In short, the franchise has found itself stuck in the terrible teens, and by all accounts, the last couple of years have been more terrible for this franchise than most: reports surfaced of disastrous test screenings, reshoots and a release date change for Harry Potter and the Half-Blood Prince, which allowed Robert Pattinson, Potter cast-off and star of last winter's replacement tween-fave Twilight, to overtake Daniel Radcliffe as the unthreatening teen pin-up de nos jours. Certainly, the omens didn't look good: the poster shorthand HP6 makes the film sound like the latest in a particular line of photocopiers, although that wouldn't be entirely inapt for a series that has previously appeared content to Xerox whole pages and subplots from the sacred Rowling texts without modulation; audiences gathered globally to watch a book, rather than experience a film. (Compare any of those early films to the unfettered and immersive imagination on display in Coraline, and you can see the Potter films' limitations as movies.)
The resulting film remains choppy and disjointed, and dependent upon the prior knowledge that might smooth the cracks between its episodic chunks of plot, but it also forms tribute to the sporadic power of a particular kind of corporate thinking: a demonstration of how a reportedly failing industrial process could be turned round to arrive at a product that is wholly functional - no mean feat in a summer of cash-ins and rip-offs - and which even, in its closing stages, starts to attain the proportions of something rather distinctive and striking.
Perhaps it's the return of screenwriter Steve Kloves, absent from 2007's very ordinary Order of the Phoenix, who has some experience of compressing several hundred pages of Rowlingprose into a 150-page script, and whose track record as a writer-director (The Fabulous Baker Boys, Flesh and Bone) hints at an affinity with atmospheric, even adult material. Half-Blood Prince is a film of gathering storms and newly tempestuous hormones, beginning with the collapse of the Millennium Bridge, a rare excursion into the world beyond Hogwarts, and an early sign that lives will be at stake with all this magic flying around. There's plenty to set wands twitching elsewhere, too, not least an intensifying of relations between Rupert Grint's Ron and Emma Watson's Hermione, and the death of one key character: for the first time, our young wizard hero will get his nose bloodied and his feet wet.
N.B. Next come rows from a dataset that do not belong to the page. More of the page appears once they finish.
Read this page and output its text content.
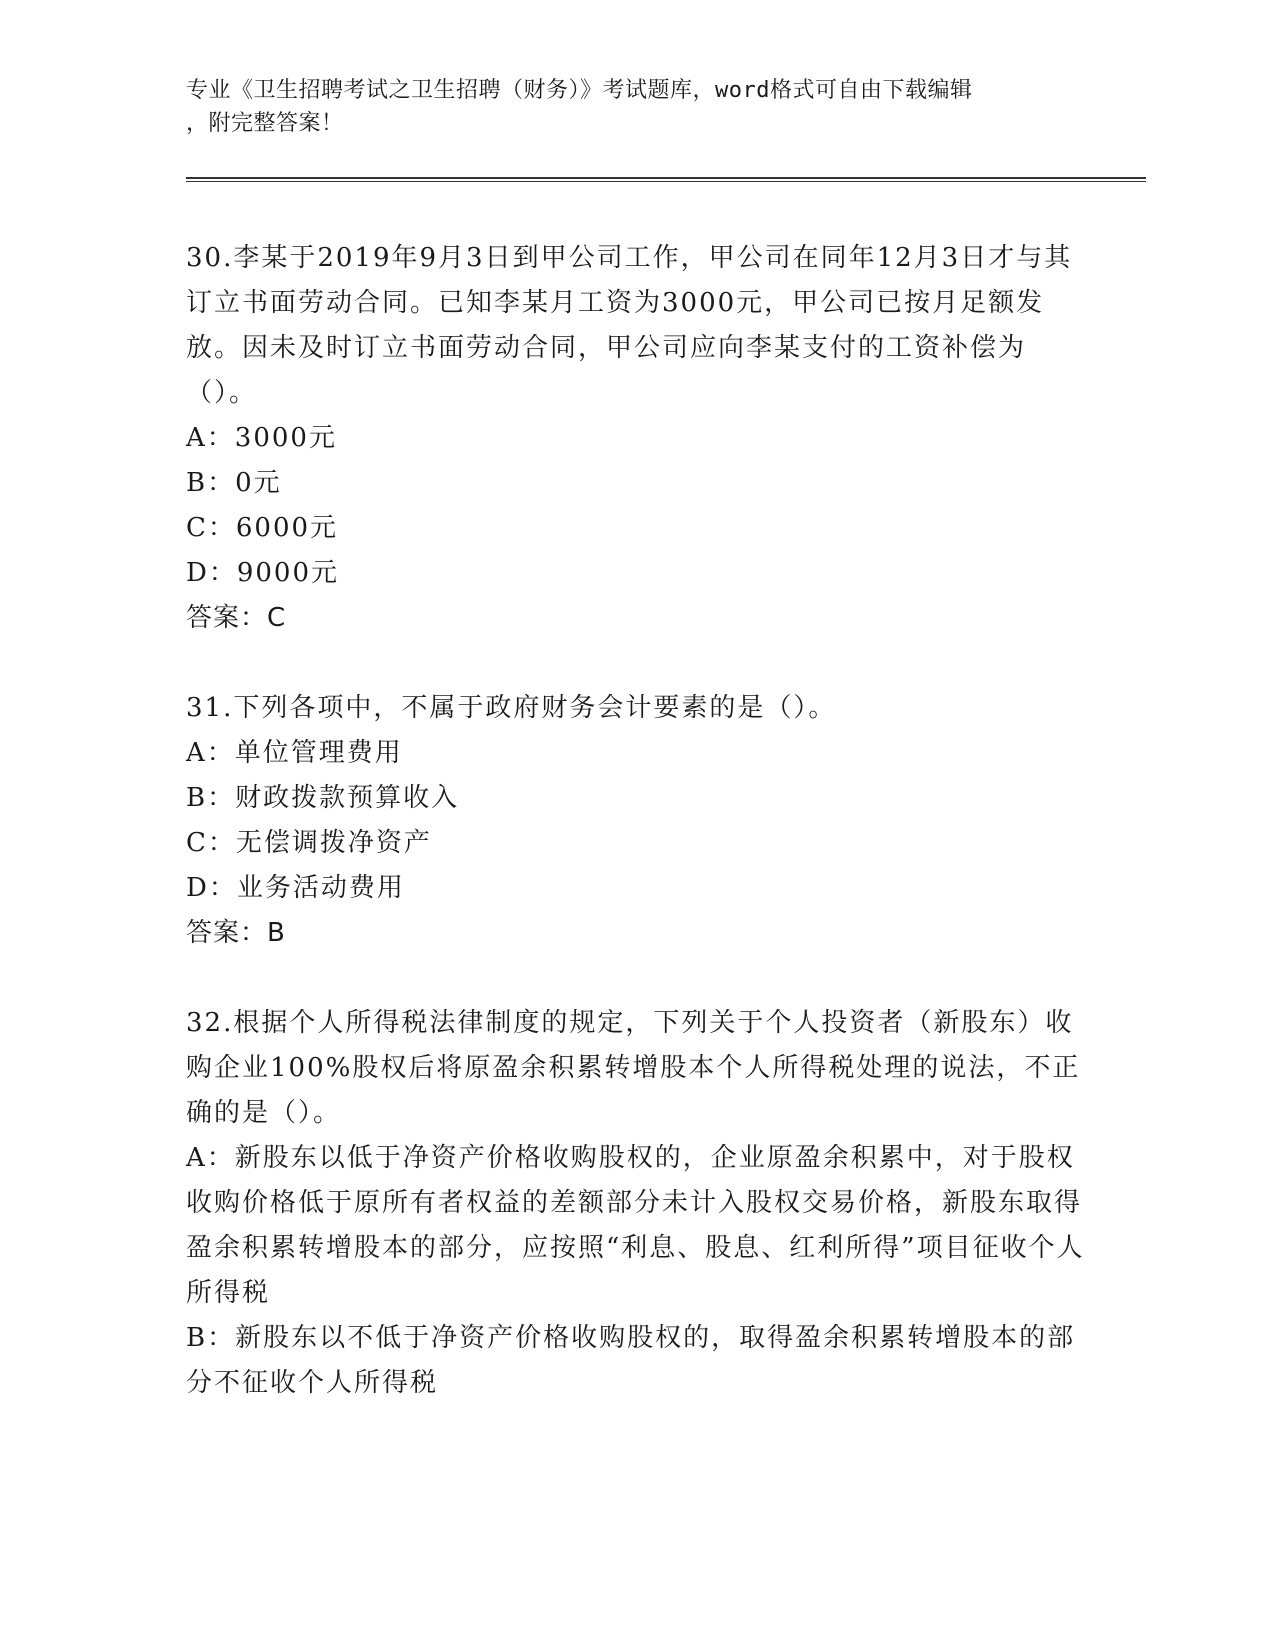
专业《卫生招聘考试之卫生招聘（财务）》考试题库，word格式可自由下载编辑
，附完整答案！

30.李某于2019年9月3日到甲公司工作，甲公司在同年12月3日才与其订立书面劳动合同。已知李某月工资为3000元，甲公司已按月足额发放。因未及时订立书面劳动合同，甲公司应向李某支付的工资补偿为（）。

A：3000元

B：0元

C：6000元

D：9000元

答案：C

31.下列各项中，不属于政府财务会计要素的是（）。

A：单位管理费用

B：财政拨款预算收入

C：无偿调拨净资产

D：业务活动费用

答案：B

32.根据个人所得税法律制度的规定，下列关于个人投资者（新股东）收购企业100%股权后将原盈余积累转增股本个人所得税处理的说法，不正确的是（）。

A：新股东以低于净资产价格收购股权的，企业原盈余积累中，对于股权收购价格低于原所有者权益的差额部分未计入股权交易价格，新股东取得盈余积累转增股本的部分，应按照“利息、股息、红利所得”项目征收个人所得税

B：新股东以不低于净资产价格收购股权的，取得盈余积累转增股本的部分不征收个人所得税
Behind the camera, David Yates remains one of those safe pairs of hands mentioned earlier, although having him at the helm - rather than the American Chris Columbus, Mexico's Alfonso Cuaron, or the transatlantic wanderer Mike Newell - helps to underline the Englishness of the Potter world, which is one way of holding out against the homogenisation of culture these films represent. Together with the gifted cinematographer Bruno Delbonnel (French, but we'll let it slide), Yates mines rich seams of atmosphere from quaint country villages in the dead of night, slide-rule rows of terraced housing, snow-covered moors on which another of Harry's classmates will meet a terrible fate.
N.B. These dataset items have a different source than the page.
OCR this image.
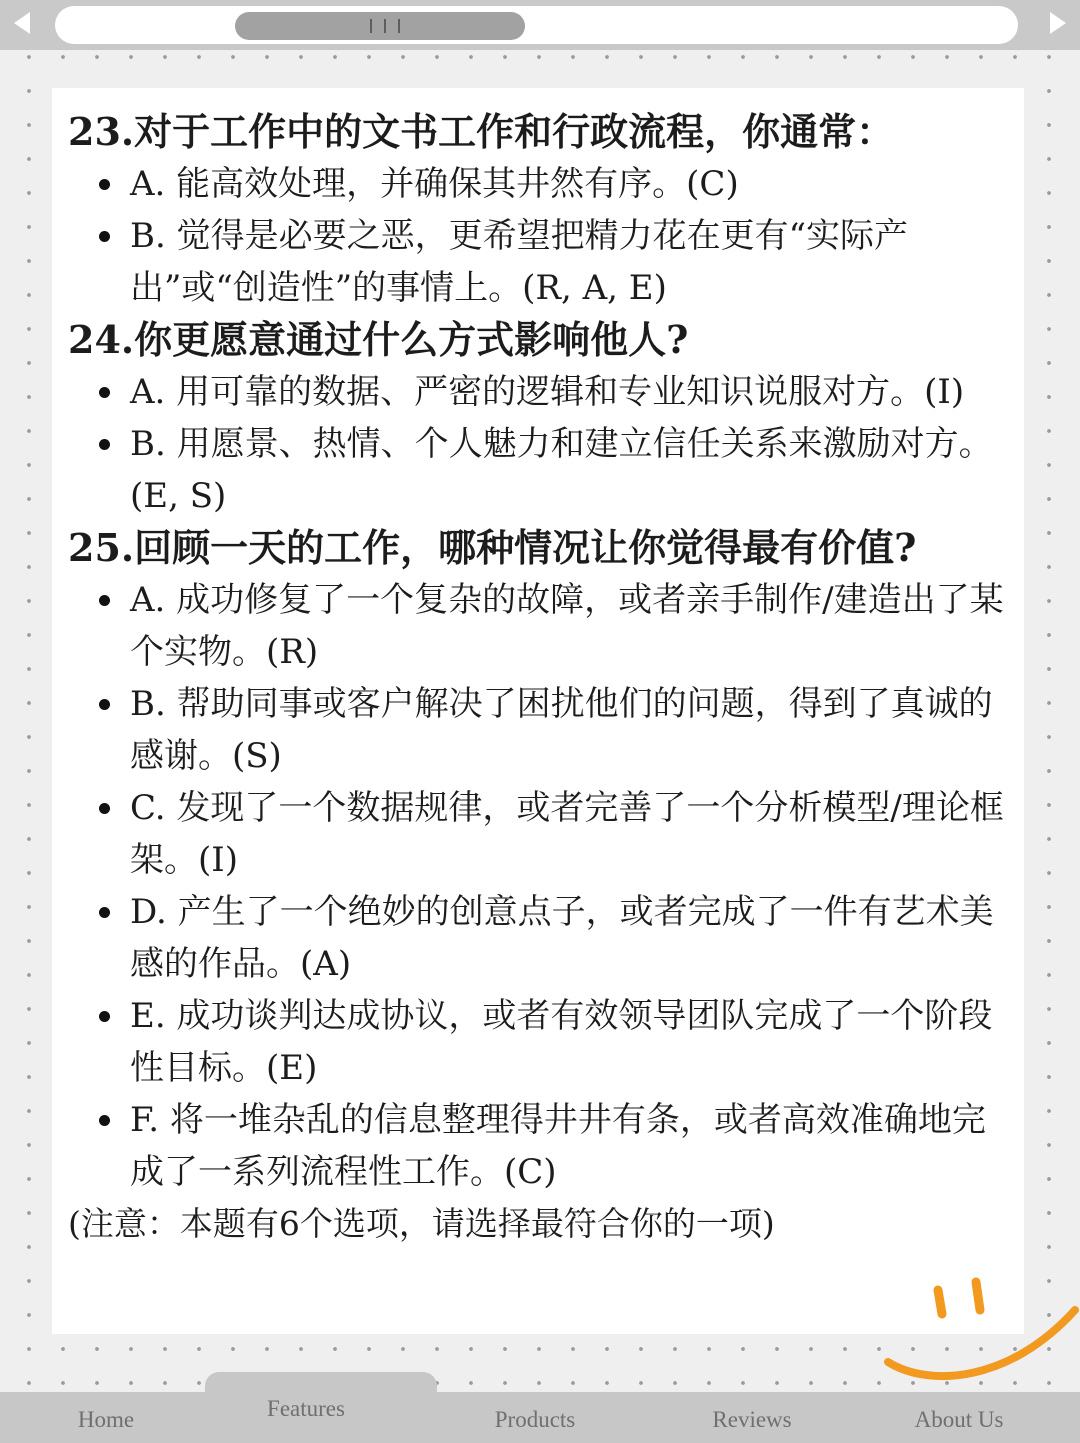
23.对于工作中的文书工作和行政流程，你通常：
A. 能高效处理，并确保其井然有序。(C)
B. 觉得是必要之恶，更希望把精力花在更有“实际产出”或“创造性”的事情上。(R, A, E)
24.你更愿意通过什么方式影响他人?
A. 用可靠的数据、严密的逻辑和专业知识说服对方。(I)
B. 用愿景、热情、个人魅力和建立信任关系来激励对方。(E, S)
25.回顾一天的工作，哪种情况让你觉得最有价值?
A. 成功修复了一个复杂的故障，或者亲手制作/建造出了某个实物。(R)
B. 帮助同事或客户解决了困扰他们的问题，得到了真诚的感谢。(S)
C. 发现了一个数据规律，或者完善了一个分析模型/理论框架。(I)
D. 产生了一个绝妙的创意点子，或者完成了一件有艺术美感的作品。(A)
E. 成功谈判达成协议，或者有效领导团队完成了一个阶段性目标。(E)
F. 将一堆杂乱的信息整理得井井有条，或者高效准确地完成了一系列流程性工作。(C)
(注意：本题有6个选项，请选择最符合你的一项)
Home	Features	Products	Reviews	About Us
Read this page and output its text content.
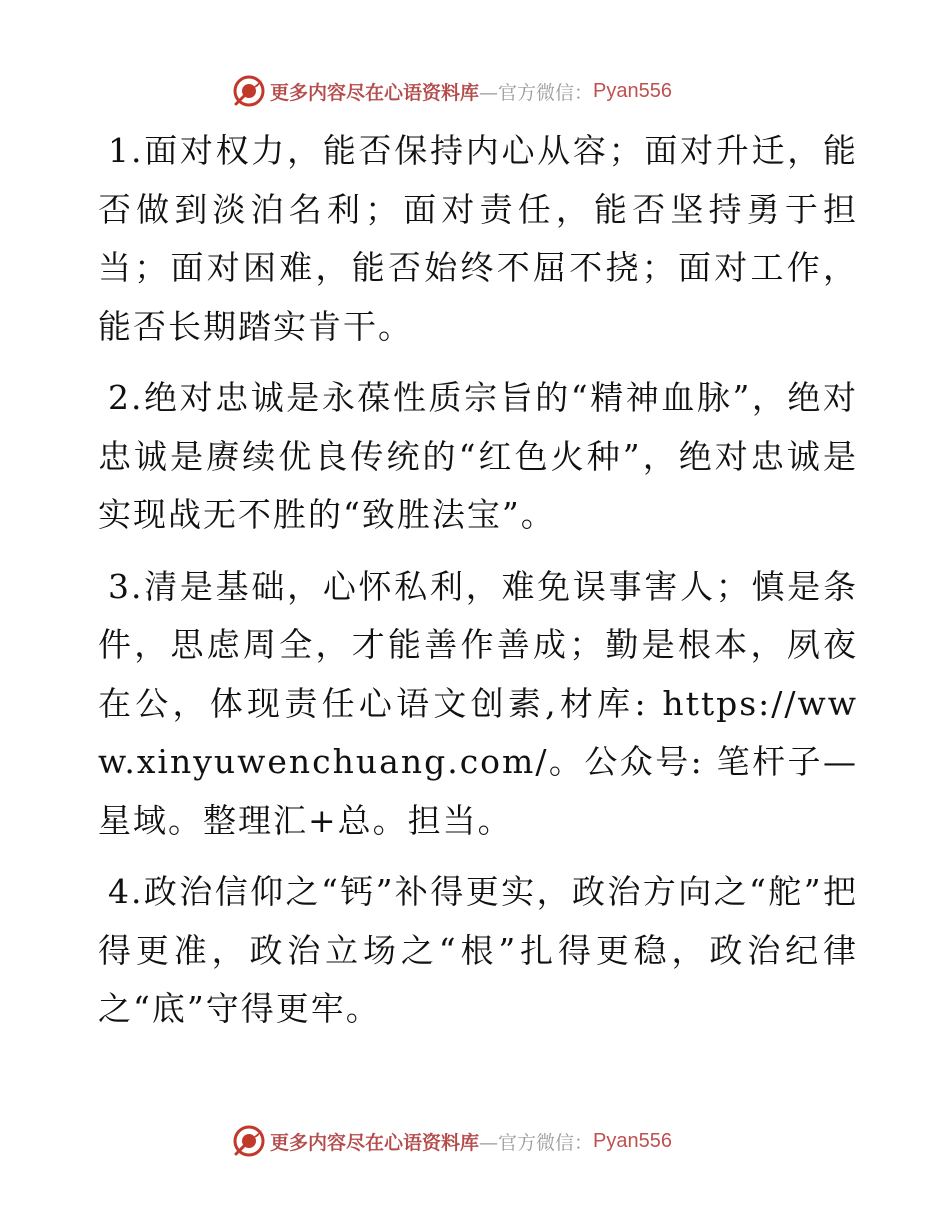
更多内容尽在心语资料库 —官方微信： Pyan556

1.面对权力，能否保持内心从容；面对升迁，能否做到淡泊名利；面对责任，能否坚持勇于担当；面对困难，能否始终不屈不挠；面对工作，能否长期踏实肯干。

2.绝对忠诚是永葆性质宗旨的“精神血脉”，绝对忠诚是赓续优良传统的“红色火种”，绝对忠诚是实现战无不胜的“致胜法宝”。

3.清是基础，心怀私利，难免误事害人；慎是条件，思虑周全，才能善作善成；勤是根本，夙夜在公，体现责任心语文创素,材库: https://www.xinyuwenchuang.com/。公众号: 笔杆子—星域。整理汇+总。担当。

4.政治信仰之“钙”补得更实，政治方向之“舵”把得更准，政治立场之“根”扎得更稳，政治纪律之“底”守得更牢。

更多内容尽在心语资料库 —官方微信： Pyan556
The Hogwarts scenes continue to play to the traditional strengths of the British film industry, both in their attention to detail in production and costume design (here evident in everything from defaced textbooks to a deceased arachnid; special mention must go to the blinking lioness hat adorning Luna Lovegood's head at one point) and a certain idiosyncrasy of performance: the most animated element isn't the filigree effects work, but the endlessly contorting features of Jim Broadbent as sottish potions professor Horace Slughorn, who drinks to forget.
There's something honourable in the way the producers have so far resisted the use of American guest stars whose names might add a further $50m to the overseas box office, and these choice character parts - Alan Rickman's Snape, here realising his destiny; Michael Gambon's Dumbledore; Helena Bonham Carter, filthily gorgeous as Bellatrix Lestrange - make the Potter films infinitely preferable to the noisily inhuman robotics of the Transformers/Terminator movies; indeed, without them, Half-Blood Prince's denouement wouldn't assume the tragic weight it undoubtedly, and somewhat unexpectedly, does.
It's just the kids I worry for. In their very Englishness, the Potter films have become governed by an excess of discipline - it's perhaps why so many parents, trying to get their offspring to settle down at night, have taken these books to heart - at the expense of much mischief or spontaneity. The three young leads have now settled comfortably into these roles, and convince entirely as a gang with their own secrets and shorthand; the film's freshest moments find Grint and Radcliffe goofing about in corridors and train carriages, trying to get away with things the cramped plotting wouldn't usually allow.
More of this would be welcome in the final instalments, but there are ominous signs Ron, Harry and Hermione are growing up resigned to their own good behaviour. Casting her eye over the principals at an early stage in Half-Blood Prince, Maggie Smith's Professor McGonagall wonders out loud, "Why is it always you three?" Grint's response - "I've been asking myself the same question for six years" - is both an unusual instance of self-awareness for this series, and marked by the weariness of a young actor who can't quite believe he's still wearing school uniform this far into his career.